Des soupirs d'admiration suivirent la déclaration de Rachel dans le réfectoire du lycée situé dans l'ancienne cave à vins de l'ex hôtel particulier. Oh oui, c'était évident que Prune était ravie de pouvoir se dandiner avec des anorexiques aux airs supérieurs sous les yeux envoûtants de celui qu'elle aime. En effet les soirées T.P.Corp n'étaient pas vraiment une chance pour Prune. Approcher Timothée K lors de ces soirées relevait de l'impossible. Toujours entouré de photographes réputés, d'associés de T.P.Corp et surtout, surtout, de mannequins beaucoup plus intéressantes à regarder, et il ne s'en privait pas. Quitte à être invisible face à la personne par qui elle avait le plus envie d'être regardée, Prune aurait autant préféré ne jamais assister à ces soirées qui l'enfonçaient encore plus dans son désespoir.
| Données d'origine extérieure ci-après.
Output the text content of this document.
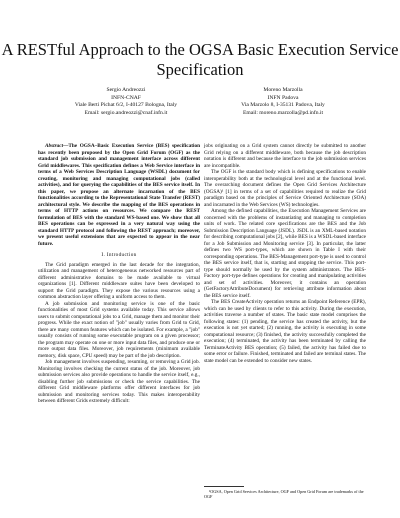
A RESTful Approach to the OGSA Basic Execution Service Specification
Sergio Andreozzi
INFN-CNAF
Viale Berti Pichat 6/2, I-40127 Bologna, Italy
Email: sergio.andreozzi@cnaf.infn.it
Moreno Marzolla
INFN Padova
Via Marzolo 8, I-35131 Padova, Italy
Email: moreno.marzolla@pd.infn.it

Abstract—The OGSA–Basic Execution Service (BES) specification has recently been proposed by the Open Grid Forum (OGF) as the standard job submission and management interface across different Grid middlewares. This specification defines a Web Service interface in terms of a Web Services Description Language (WSDL) document for creating, monitoring and managing computational jobs (called activities), and for querying the capabilities of the BES service itself. In this paper, we propose an alternate incarnation of the BES functionalities according to the Representational State Transfer (REST) architectural style. We describe the mapping of the BES operations in terms of HTTP actions on resources. We compare the REST formulation of BES with the standard WS-based one. We show that all BES operations can be expressed in a very natural way using the standard HTTP protocol and following the REST approach; moreover, we present useful extensions that are expected to appear in the near future.

I. Introduction

The Grid paradigm emerged in the last decade for the integration, utilization and management of heterogeneous networked resources part of different administrative domains to be made available to virtual organizations [1]. Different middleware suites have been developed to support the Grid paradigm. They expose the various resources using a common abstraction layer offering a uniform access to them.

A job submission and monitoring service is one of the basic functionalities of most Grid systems available today. This service allows users to submit computational jobs to a Grid, manage them and monitor their progress. While the exact notion of "job" usually varies from Grid to Grid, there are many common features which can be isolated. For example, a "job" usually consists of running some executable program on a given processor; the program may operate on one or more input data files, and produce one or more output data files. Moreover, job requirements (minimum available memory, disk space, CPU speed) may be part of the job description.

Job management involves suspending, resuming, or removing a Grid job. Monitoring involves checking the current status of the job. Moreover, job submission services also provide operations to handle the service itself, e.g., disabling further job submissions or check the service capabilities. The different Grid middleware platforms offer different interfaces for job submission and monitoring services today. This makes interoperability between different Grids extremely difficult:

jobs originating on a Grid system cannot directly be submitted to another Grid relying on a different middleware, both because the job description notation is different and because the interface to the job submission services are incompatible.

The OGF is the standard body which is defining specifications to enable interoperability both at the technological level and at the functional level. The overarching document defines the Open Grid Services Architecture (OGSA)¹ [1] in terms of a set of capabilities required to realize the Grid paradigm based on the principles of Service Oriented Architecture (SOA) and incarnated in the Web Services (WS) technologies.

Among the defined capabilities, the Execution Management Services are concerned with the problems of instantiating and managing to completion units of work. The related core specifications are the BES and the Job Submission Description Language (JSDL). JSDL is an XML-based notation for describing computational jobs [2], while BES is a WSDL-based interface for a Job Submission and Monitoring service [3]. In particular, the latter defines two WS port-types, which are shown in Table I with their corresponding operations. The BES-Management port-type is used to control the BES service itself, that is, starting and stopping the service. This port-type should normally be used by the system administrators. The BES-Factory port-type defines operations for creating and manipulating activities and set of activities. Moreover, it contains an operation (GetFactoryAttributeDocument) for retrieving attribute information about the BES service itself.

The BES CreateActivity operation returns an Endpoint Reference (EPR), which can be used by clients to refer to this activity. During the execution, activities traverse a number of states. The basic state model comprises the following states: (1) pending, the service has created the activity, but the execution is not yet started; (2) running, the activity is executing in some computational resource; (3) finished, the activity successfully completed the execution; (4) terminated, the activity has been terminated by calling the TerminateActivity BES operation; (5) failed, the activity has failed due to some error or failure. Finished, terminated and failed are terminal states. The state model can be extended to consider new states.

¹OGSA, Open Grid Services Architecture, OGF and Open Grid Forum are trademarks of the OGF
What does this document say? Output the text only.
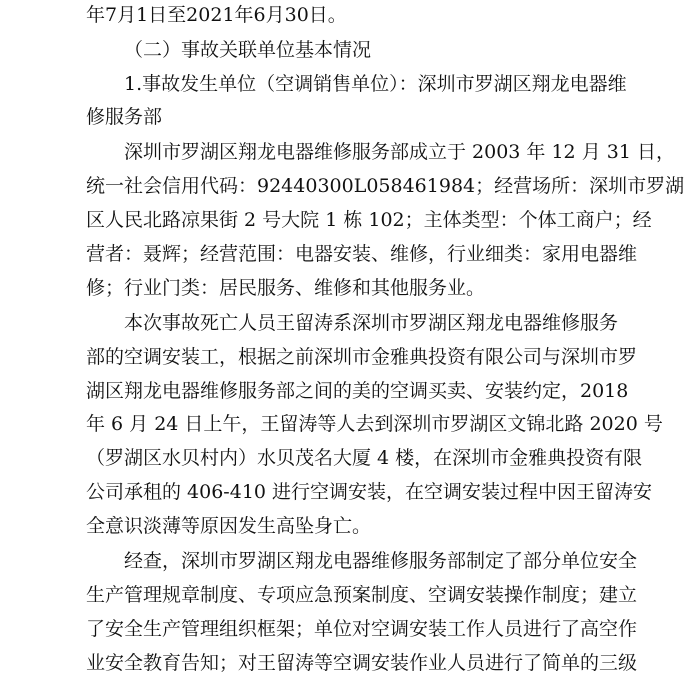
年7月1日至2021年6月30日。
（二）事故关联单位基本情况
1.事故发生单位（空调销售单位）：深圳市罗湖区翔龙电器维
修服务部
深圳市罗湖区翔龙电器维修服务部成立于 2003 年 12 月 31 日，
统一社会信用代码：92440300L058461984；经营场所：深圳市罗湖
区人民北路凉果街 2 号大院 1 栋 102；主体类型：个体工商户；经
营者：聂辉；经营范围：电器安装、维修，行业细类：家用电器维
修；行业门类：居民服务、维修和其他服务业。
本次事故死亡人员王留涛系深圳市罗湖区翔龙电器维修服务
部的空调安装工，根据之前深圳市金雅典投资有限公司与深圳市罗
湖区翔龙电器维修服务部之间的美的空调买卖、安装约定，2018
年 6 月 24 日上午，王留涛等人去到深圳市罗湖区文锦北路 2020 号
（罗湖区水贝村内）水贝茂名大厦 4 楼，在深圳市金雅典投资有限
公司承租的 406-410 进行空调安装，在空调安装过程中因王留涛安
全意识淡薄等原因发生高坠身亡。
经查，深圳市罗湖区翔龙电器维修服务部制定了部分单位安全
生产管理规章制度、专项应急预案制度、空调安装操作制度；建立
了安全生产管理组织框架；单位对空调安装工作人员进行了高空作
业安全教育告知；对王留涛等空调安装作业人员进行了简单的三级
Son scepticisme et son manque d'enthousiasme à la vue de ce vendredi soir lui valut des regards débordants d'incompréhension et de jalousies mal dissimulées. Elle se contenta de hausser les épaules.
***
- Non mais j'hallucine, t'as vu son air blasé !!! Mais n'importe quoi ! Moi je serais la fille du directeur de T.P ça se passerait pas comme ça crois-moi ! T'imagine la chance que t'as quand tu fais partie du milieu, être mannequin, connue, riche, tout ça sans rien faire ni galérer ! C'est une pourrie cette fille, elle ne sait pas la chance qu'elle a d'avoir un père qui s'appelle Gary Feston ! - Laisse-la dans son délire. Si ça l'éclate d'avoir la célébrité et le plus beau mec de la planète sous son nez sans y toucher, c'est son problème. C'est juste du gâchis, mais que veux-tu, les connes sont partout, même dans les familles les plus riches !
Explosion de rires hystériques. Prune, dans un coin du couloir baissa les yeux puis reprit son chemin. A la longue, on s'y fait.